ECLI:NL:RVS:2022:1585
Raad van State
- Hoger beroep
- Rechtspraak.nl
Hoger beroep tegen afwijzing machtiging tot voorlopig verblijf door staatssecretaris van Justitie en Veiligheid
In deze zaak gaat het om een hoger beroep van de staatssecretaris van Justitie en Veiligheid tegen een uitspraak van de rechtbank Den Haag, zittingsplaats Zwolle, van 11 mei 2021. De rechtbank had in die uitspraak het beroep van de vreemdeling gegrond verklaard en het besluit van de staatssecretaris van 23 juli 2020, waarin het bezwaar van de vreemdeling ongegrond werd verklaard, vernietigd. De rechtbank bepaalde dat de staatssecretaris een nieuw besluit moest nemen met inachtneming van de uitspraak. De staatssecretaris heeft tegen deze uitspraak hoger beroep ingesteld.
De Afdeling bestuursrechtspraak van de Raad van State heeft op 8 juni 2022 uitspraak gedaan. Het hoger beroep is ongegrond verklaard, wat betekent dat de uitspraak van de rechtbank wordt bevestigd. De Afdeling oordeelt dat het hogerberoepschrift geen vragen bevat die in het belang van de rechtseenheid, de rechtsontwikkeling of de rechtsbescherming in algemene zin beantwoord moeten worden. Dit oordeel is niet verder gemotiveerd, omdat de rechtsvraag die aan de orde is eerder door de Afdeling is beantwoord.
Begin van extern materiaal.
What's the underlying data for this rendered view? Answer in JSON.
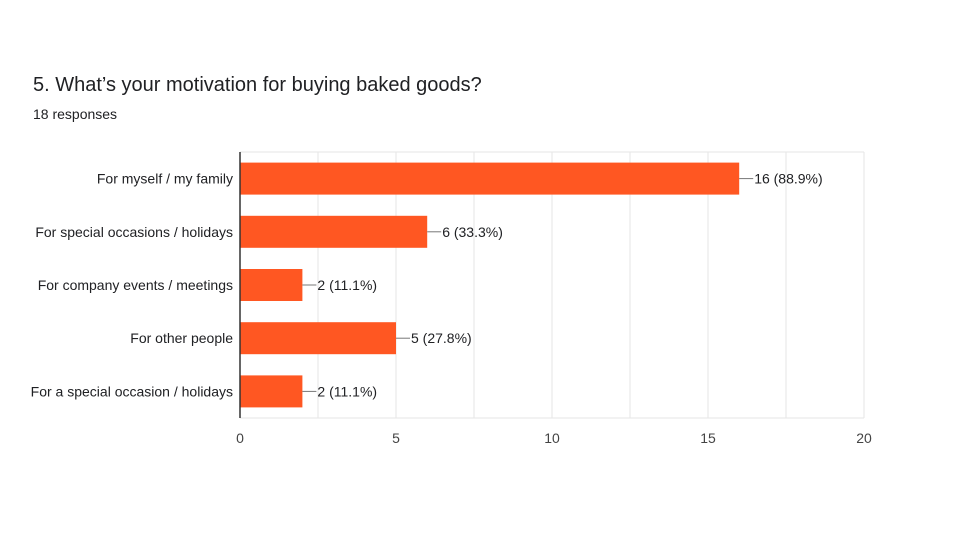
{
  "header": {
    "title": "5. What’s your motivation for buying baked goods?",
    "subtitle": "18 responses"
  },
  "colors": {
    "bar": "#ff5722",
    "grid": "#e6e6e6",
    "axis": "#333333"
  },
  "chart_data": {
    "type": "bar",
    "orientation": "horizontal",
    "title": "5. What’s your motivation for buying baked goods?",
    "subtitle": "18 responses",
    "categories": [
      "For myself / my family",
      "For special occasions / holidays",
      "For company events / meetings",
      "For other people",
      "For a special occasion / holidays"
    ],
    "values": [
      16,
      6,
      2,
      5,
      2
    ],
    "data_labels": [
      "16 (88.9%)",
      "6 (33.3%)",
      "2 (11.1%)",
      "5 (27.8%)",
      "2 (11.1%)"
    ],
    "xlim": [
      0,
      20
    ],
    "xticks": [
      0,
      5,
      10,
      15,
      20
    ],
    "xlabel": "",
    "ylabel": "",
    "grid": true,
    "legend": "none"
  }
}
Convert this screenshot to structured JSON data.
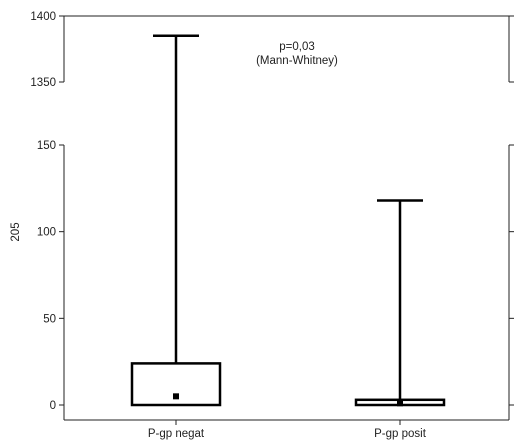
{
  "chart_data": {
    "type": "boxplot",
    "title": "",
    "xlabel": "",
    "ylabel": "205",
    "annotation": {
      "line1": "p=0,03",
      "line2": "(Mann-Whitney)"
    },
    "broken_axis": true,
    "y_segments": [
      {
        "range": [
          0,
          150
        ],
        "ticks": [
          0,
          50,
          100,
          150
        ]
      },
      {
        "range": [
          1350,
          1400
        ],
        "ticks": [
          1350,
          1400
        ]
      }
    ],
    "categories": [
      "P-gp negat",
      "P-gp posit"
    ],
    "boxes": [
      {
        "category": "P-gp negat",
        "min": 0,
        "q1": 0,
        "median": 5,
        "q3": 24,
        "max": 1385
      },
      {
        "category": "P-gp posit",
        "min": 0,
        "q1": 0,
        "median": 1,
        "q3": 3,
        "max": 118
      }
    ],
    "grid": false,
    "colors": {
      "line": "#000000",
      "axis": "#222222"
    }
  }
}
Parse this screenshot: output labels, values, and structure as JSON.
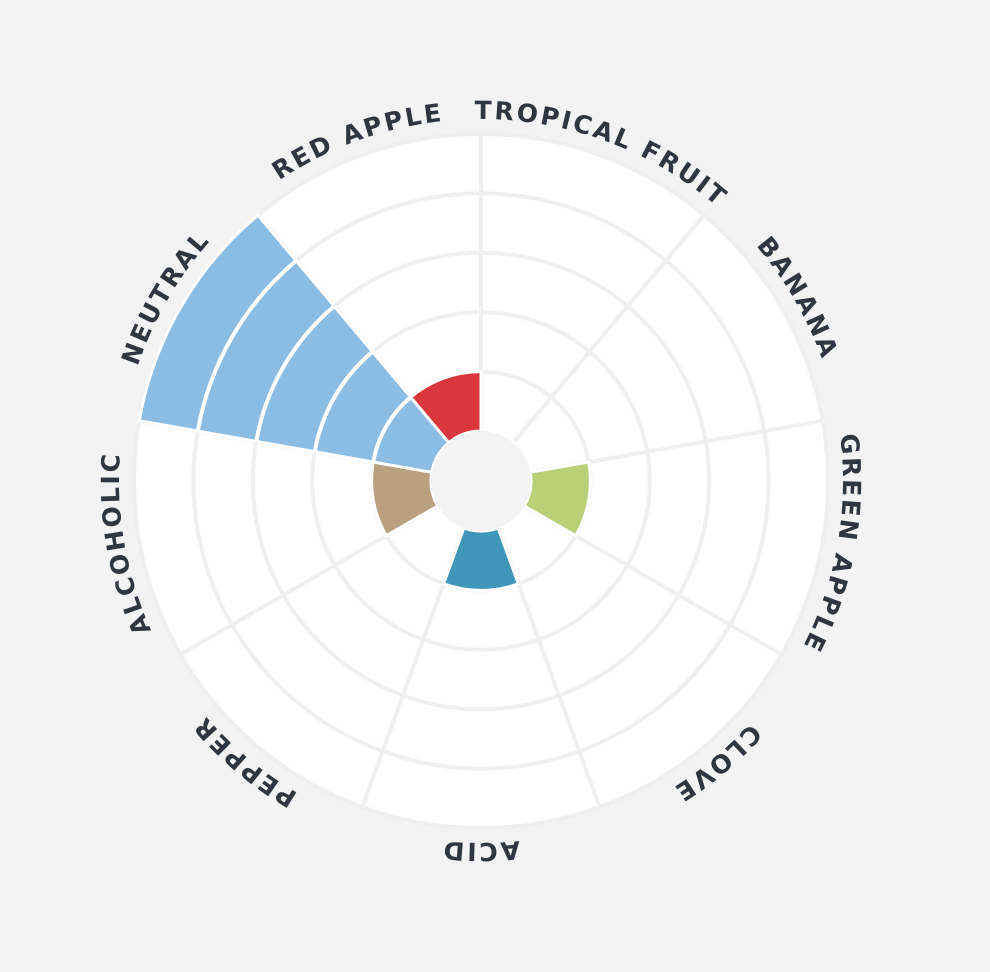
{
  "chart_data": {
    "type": "polar-area",
    "categories": [
      "TROPICAL FRUIT",
      "BANANA",
      "GREEN APPLE",
      "CLOVE",
      "ACID",
      "PEPPER",
      "ALCOHOLIC",
      "NEUTRAL",
      "RED APPLE"
    ],
    "values": [
      0,
      0,
      1,
      0,
      1,
      0,
      1,
      5,
      1
    ],
    "colors": [
      "#f0a030",
      "#f3d44c",
      "#b9cf78",
      "#8e6fb0",
      "#3f96b8",
      "#7a7a7a",
      "#b9a07e",
      "#8bbce4",
      "#d9373c"
    ],
    "rlim": [
      0,
      5
    ],
    "rticks": [
      1,
      2,
      3,
      4,
      5
    ],
    "grid": true
  }
}
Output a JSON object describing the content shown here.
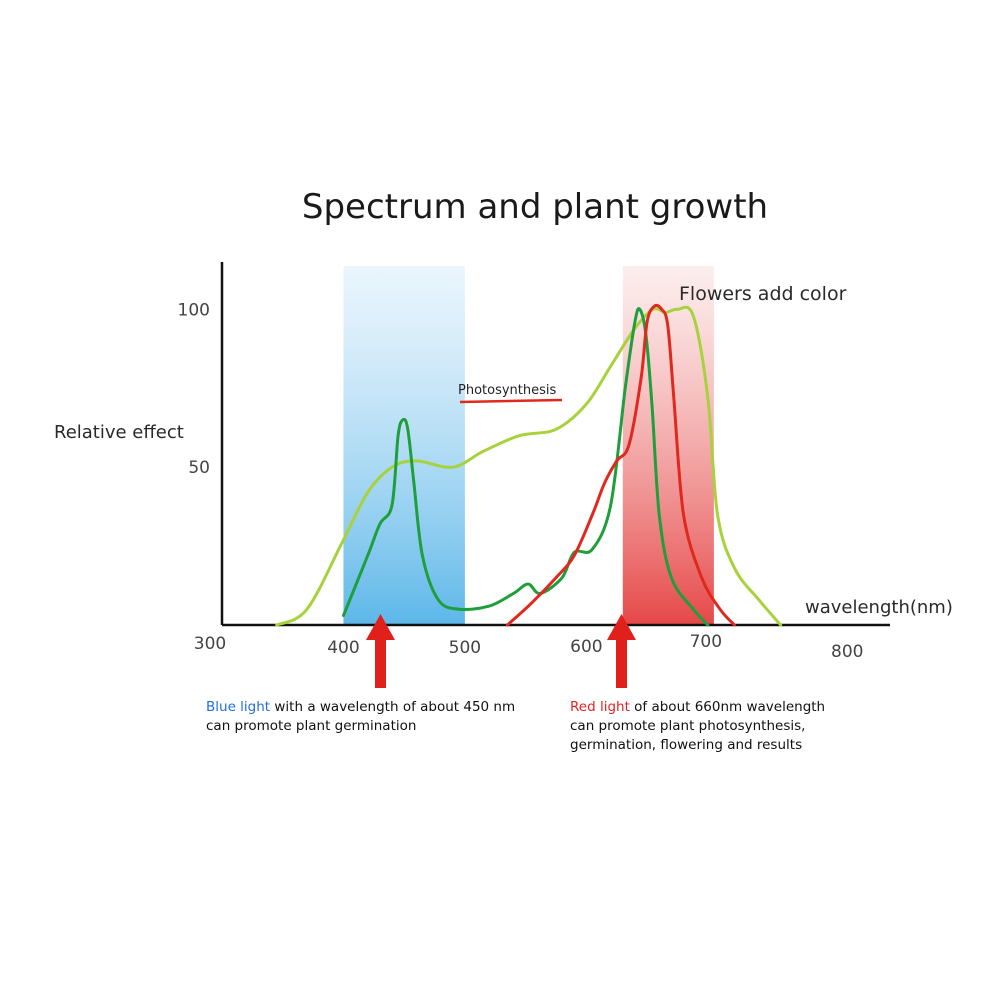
{
  "chart_data": {
    "type": "line",
    "title": "Spectrum and plant growth",
    "ylabel": "Relative effect",
    "xlabel": "wavelength(nm)",
    "xlim": [
      300,
      850
    ],
    "ylim": [
      0,
      115
    ],
    "x_ticks": [
      {
        "value": 300,
        "label": "300"
      },
      {
        "value": 400,
        "label": "400"
      },
      {
        "value": 500,
        "label": "500"
      },
      {
        "value": 600,
        "label": "600"
      },
      {
        "value": 700,
        "label": "700"
      },
      {
        "value": 800,
        "label": "800"
      }
    ],
    "y_ticks": [
      {
        "value": 50,
        "label": "50"
      },
      {
        "value": 100,
        "label": "100"
      }
    ],
    "bands": [
      {
        "name": "blue-band",
        "x0": 400,
        "x1": 500,
        "color": "#7cc3ec"
      },
      {
        "name": "red-band",
        "x0": 630,
        "x1": 705,
        "color": "#e84c4c"
      }
    ],
    "series": [
      {
        "key": "yellowgreen",
        "color": "#a8d23c",
        "points": [
          [
            345,
            0
          ],
          [
            370,
            5
          ],
          [
            400,
            27
          ],
          [
            420,
            42
          ],
          [
            440,
            50
          ],
          [
            460,
            52
          ],
          [
            490,
            50
          ],
          [
            515,
            55
          ],
          [
            545,
            60
          ],
          [
            575,
            62
          ],
          [
            600,
            70
          ],
          [
            620,
            82
          ],
          [
            640,
            94
          ],
          [
            655,
            100
          ],
          [
            665,
            99
          ],
          [
            675,
            100
          ],
          [
            688,
            98
          ],
          [
            700,
            72
          ],
          [
            708,
            35
          ],
          [
            722,
            18
          ],
          [
            742,
            8
          ],
          [
            760,
            0
          ]
        ]
      },
      {
        "key": "green",
        "color": "#1f9e3c",
        "points": [
          [
            400,
            3
          ],
          [
            420,
            22
          ],
          [
            430,
            32
          ],
          [
            440,
            38
          ],
          [
            445,
            60
          ],
          [
            449,
            65
          ],
          [
            453,
            62
          ],
          [
            458,
            45
          ],
          [
            465,
            22
          ],
          [
            478,
            8
          ],
          [
            495,
            5
          ],
          [
            520,
            6
          ],
          [
            540,
            10
          ],
          [
            552,
            13
          ],
          [
            562,
            10
          ],
          [
            580,
            15
          ],
          [
            590,
            23
          ],
          [
            605,
            24
          ],
          [
            620,
            38
          ],
          [
            632,
            75
          ],
          [
            640,
            96
          ],
          [
            644,
            100
          ],
          [
            649,
            92
          ],
          [
            654,
            70
          ],
          [
            660,
            35
          ],
          [
            670,
            15
          ],
          [
            688,
            5
          ],
          [
            700,
            0
          ]
        ]
      },
      {
        "key": "red",
        "color": "#e0281e",
        "points": [
          [
            535,
            0
          ],
          [
            555,
            7
          ],
          [
            575,
            15
          ],
          [
            590,
            22
          ],
          [
            605,
            35
          ],
          [
            615,
            45
          ],
          [
            625,
            52
          ],
          [
            635,
            57
          ],
          [
            645,
            78
          ],
          [
            650,
            96
          ],
          [
            656,
            101
          ],
          [
            662,
            100
          ],
          [
            667,
            95
          ],
          [
            672,
            72
          ],
          [
            680,
            35
          ],
          [
            695,
            15
          ],
          [
            710,
            5
          ],
          [
            722,
            0
          ]
        ]
      }
    ],
    "annotations": [
      {
        "text": "Flowers add color",
        "x": 680,
        "y": 105
      },
      {
        "text": "Photosynthesis",
        "x": 505,
        "y": 74
      }
    ]
  },
  "captions": {
    "blue": {
      "highlight": "Blue light",
      "rest": " with a wavelength of about 450 nm",
      "line2": "can promote plant germination"
    },
    "red": {
      "highlight": "Red light",
      "rest": " of about 660nm wavelength",
      "line2": "can promote plant photosynthesis,",
      "line3": "germination, flowering and results"
    }
  }
}
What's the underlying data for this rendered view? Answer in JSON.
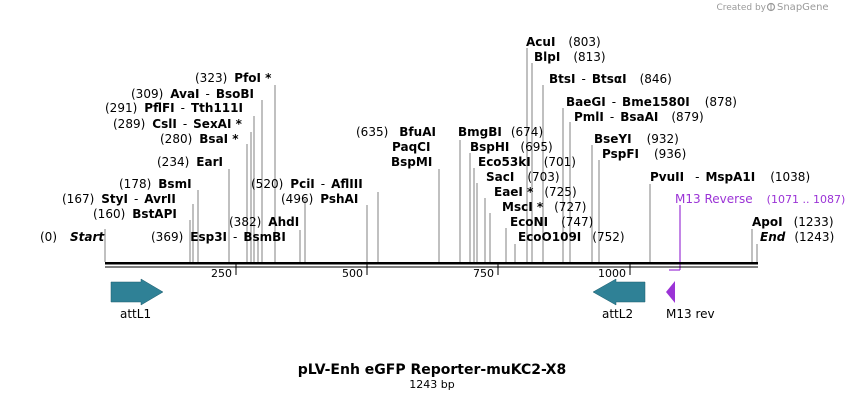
{
  "watermark": {
    "prefix": "Created by",
    "brand": "SnapGene"
  },
  "title": "pLV-Enh eGFP Reporter-muKC2-X8",
  "length_text": "1243 bp",
  "colors": {
    "feature": "#2f8196",
    "primer": "#9b33d6",
    "line": "#000000",
    "leader": "#808080"
  },
  "total_bp": 1243,
  "ticks": [
    250,
    500,
    750,
    1000
  ],
  "sites": [
    {
      "pos_text": "(0)",
      "name": "Start",
      "italic": true
    },
    {
      "pos_text": "(160)",
      "name": "BstAPI"
    },
    {
      "pos_text": "(167)",
      "name": "StyI",
      "name2": "AvrII"
    },
    {
      "pos_text": "(178)",
      "name": "BsmI"
    },
    {
      "pos_text": "(234)",
      "name": "EarI"
    },
    {
      "pos_text": "(280)",
      "name": "BsaI *"
    },
    {
      "pos_text": "(289)",
      "name": "CslI",
      "name2": "SexAI *"
    },
    {
      "pos_text": "(291)",
      "name": "PflFI",
      "name2": "Tth111I"
    },
    {
      "pos_text": "(309)",
      "name": "AvaI",
      "name2": "BsoBI"
    },
    {
      "pos_text": "(323)",
      "name": "PfoI *"
    },
    {
      "pos_text": "(369)",
      "name": "Esp3I",
      "name2": "BsmBI"
    },
    {
      "pos_text": "(382)",
      "name": "AhdI"
    },
    {
      "pos_text": "(496)",
      "name": "PshAI"
    },
    {
      "pos_text": "(520)",
      "name": "PciI",
      "name2": "AflIII"
    },
    {
      "pos_text": "(635)",
      "name": "BfuAI",
      "extra": [
        "PaqCI",
        "BspMI"
      ]
    },
    {
      "pos_text": "(674)",
      "name": "BmgBI"
    },
    {
      "pos_text": "(695)",
      "name": "BspHI"
    },
    {
      "pos_text": "(701)",
      "name": "Eco53kI"
    },
    {
      "pos_text": "(703)",
      "name": "SacI"
    },
    {
      "pos_text": "(725)",
      "name": "EaeI *"
    },
    {
      "pos_text": "(727)",
      "name": "MscI *"
    },
    {
      "pos_text": "(747)",
      "name": "EcoNI"
    },
    {
      "pos_text": "(752)",
      "name": "EcoO109I"
    },
    {
      "pos_text": "(803)",
      "name": "AcuI"
    },
    {
      "pos_text": "(813)",
      "name": "BlpI"
    },
    {
      "pos_text": "(846)",
      "name": "BtsI",
      "name2": "BtsαI"
    },
    {
      "pos_text": "(878)",
      "name": "BaeGI",
      "name2": "Bme1580I"
    },
    {
      "pos_text": "(879)",
      "name": "PmlI",
      "name2": "BsaAI"
    },
    {
      "pos_text": "(932)",
      "name": "BseYI"
    },
    {
      "pos_text": "(936)",
      "name": "PspFI"
    },
    {
      "pos_text": "(1038)",
      "name": "PvuII",
      "name2": "MspA1I"
    },
    {
      "pos_text": "(1233)",
      "name": "ApoI"
    },
    {
      "pos_text": "(1243)",
      "name": "End",
      "italic": true
    }
  ],
  "primer": {
    "name": "M13 Reverse",
    "range": "(1071 .. 1087)",
    "label": "M13 rev"
  },
  "features": [
    {
      "name": "attL1",
      "direction": "right"
    },
    {
      "name": "attL2",
      "direction": "left"
    }
  ]
}
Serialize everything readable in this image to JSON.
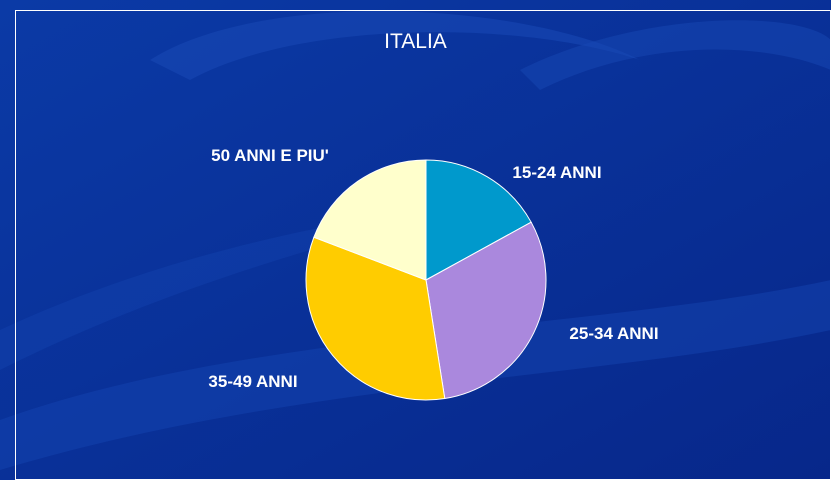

De staatssecretaris is veroordeeld tot vergoeding van de proceskosten van de vreemdeling, die in verband met de behandeling van het hoger beroep zijn ontstaan. Het totale bedrag van de proceskosten is vastgesteld op € 759,00, en er wordt een griffierecht van € 541,00 geheven. De uitspraak is gedaan door mr. C.C.W. Lange, lid van de enkelvoudige kamer, in tegenwoordigheid van mr. J. Verbeek, griffier. De uitspraak is openbaar uitgesproken op 8 juni 2022.